Due terzi dei formaggi iscritti hanno ricevuto una valutazione superiore a 80; 12 di questi hanno ricevuto più di 90 punti su 100. Tutti formaggi sono risultati molto curati sia sul piano organolettico che sotto l’aspetto estetico; ciò testimonia l’attenzione, la sensibilità e la conoscenza dei mastri casari, sicuramente abili e molto esperti nel loro mestiere, capaci di produrre formaggi che si dimostrano autentici scrigni dei saperi che ci portano al naso e alla bocca i profumi e i sapori del latte di animali allevati all'aperto, liberi di nutrirsi con le erbe ed i fieni più profumati.


La premiazione dei formaggi classificati avviene durante la fiera Biofach di Norimberga, il 15 febbraio alle ore 15.00 presso la Halle 1 stand 450 del MiPAAF. Il giorno successivo è possibile partecipare al focus group di discussione su “Linee guida per la produzione di buoni formaggi biologici”, per avere informazioni tecniche e curiosità su un mondo davvero unico.


BIOCASEUS


Dal 1999 a oggi, con appuntamento biennale, i produttori di Italia, Francia, Spagna, Austria, Germania, Olanda e Belgio si sono sfidati a suon di innovazione e tradizione, per permetterci di comprendere che i formaggi biologici sono molto buoni e possono, meglio di altri, interpretare la tipicità e la cultura dei luoghi  e delle genti che li hanno generati.

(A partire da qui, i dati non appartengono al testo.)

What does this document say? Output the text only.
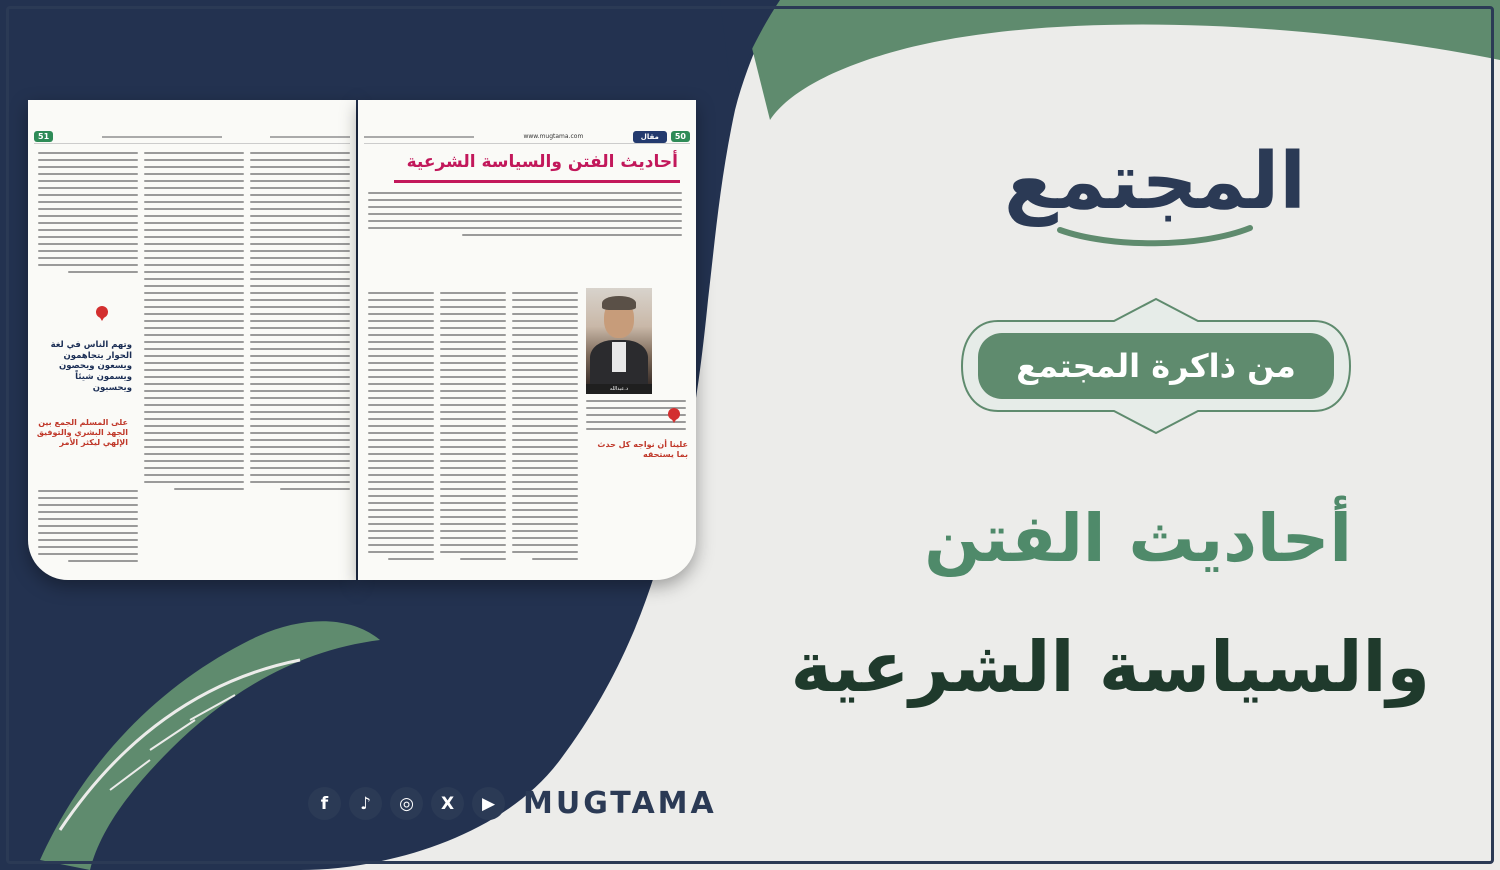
51
وتهم الناس في لغة الحوار يتجاهمون ويسعون ويحصون ويسمون شيئاً ويحسبون
على المسلم الجمع بين الجهد البشري والتوفيق الإلهي ليكثر الأمر
www.mugtama.com	مقال	50
أحاديث الفتن والسياسة الشرعية
د.عبدالله
علينا أن نواجه كل حدث بما يستحقه
المجتمع
من ذاكرة المجتمع
أحاديث الفتن
والسياسة الشرعية
f	♪	◎	X	▶ MUGTAMA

Biocaseus, una vera e propria rassegna di autentici capolavori di arte casearia, mette infatti in luce le eccellenze di questo mondo, in buona parte da scoprire, nascosto negli angoli più remoti delle campagne di tutta l’Europa, dove gli animali vivono in stalle spaziose, vanno al pascolo, sono nutriti in modo naturale; dove si persegue un modo di fare agricoltura che considera l’allevamento degli animali e l’avvicendamento delle colture agrarie come il necessario completamento dei cicli della fertilità del terreno e che considera la produzione di formaggio come il modo più naturale e antico per conservare tutta la ricchezza del latte, delle erbe, dei batteri e dell’ambiente nel quale è nato.